Q143 - How_does_scoring_work_in_RAIDT_and_what_do_low_basic_and_str
Q143 — How does scoring work in RAIDT and what do low, basic, and strong scores mean?
← RAIDT · Star S5 - RAIDT Pillars and Scoring · primary item: S5.06 · Scoring anchors
Appears in sources
integrated_82#Q3.17
Answer
Scoring in RAIDT is a structured assessment of governance readiness at run level. The scored object is not the model in the abstract and not the generated text alone; it is the run-level evidence pack derived from the run record. Reviewers assess the five pillars (Responsibility, Auditability, Interpretability, Dependability, Traceability) on a 1-5 scale, justify each judgement with evidence pointers, and retain the resulting score profile rather than collapsing everything into a single opaque number. A composite mean can be reported, but the papers emphasise that the profile is primary because governance trade-offs are often the substantive finding.
Operationally, scoring can be manual in early pilots, partially automated where logs can verify objective evidence fields, or more highly automated for evidence-completeness checks and repeat-run stability tests. Low scores correspond to the lower end of the anchor scale: missing evidence, failed pillar intent, or non-reconstructable runs. A basic score corresponds to the middle anchor, where evidence is present but partial and may be tolerable only in lower-risk settings. Strong scoring corresponds to the upper end of the scale, especially 5, where the evidence pack supports reconstruction, review, and justified use for the stated task. RAIDT therefore uses scoring to show how well governance has been operationalised, not to certify factual correctness or legal compliance.
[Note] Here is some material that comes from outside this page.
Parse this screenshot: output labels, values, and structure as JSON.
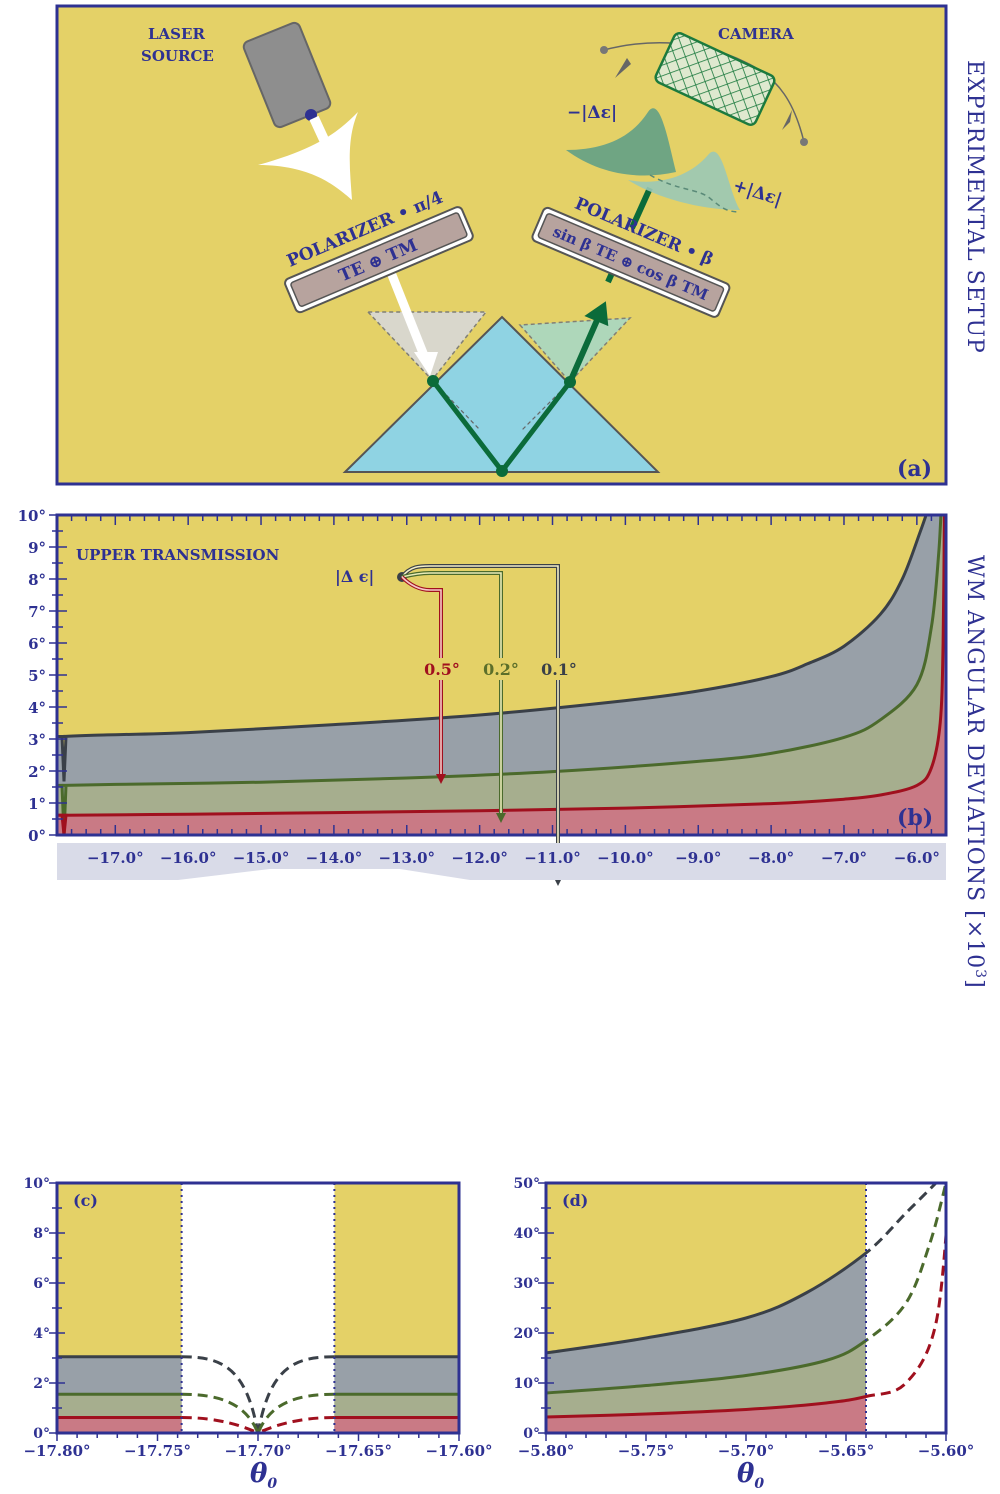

The practical consequence is that low scores trigger concrete governance improvements, while strong scores indicate that the run is evidentially ready for scrutiny.
Practical example
In a cybersecurity workflow, a GenAI tool may draft an incident-triage summary. A low score means the organisation cannot show the prompt version, system configuration, checks performed, or whether repeat runs under fixed settings produce stable outputs. The summary may still sound competent, but Dependability and Auditability remain weak because the run cannot be scrutinised properly.
A basic score means the team has captured some of that evidence, perhaps the prompt and output plus a reviewer note, but stability testing or provenance remains incomplete. A strong score requires more: logged identifiers, output integrity records, documented checks, and evidence that repeat-run behaviour is sufficiently stable for the workflow. The resulting score profile then tells the organisation whether the tool is governable enough for operational use or whether escalation is needed.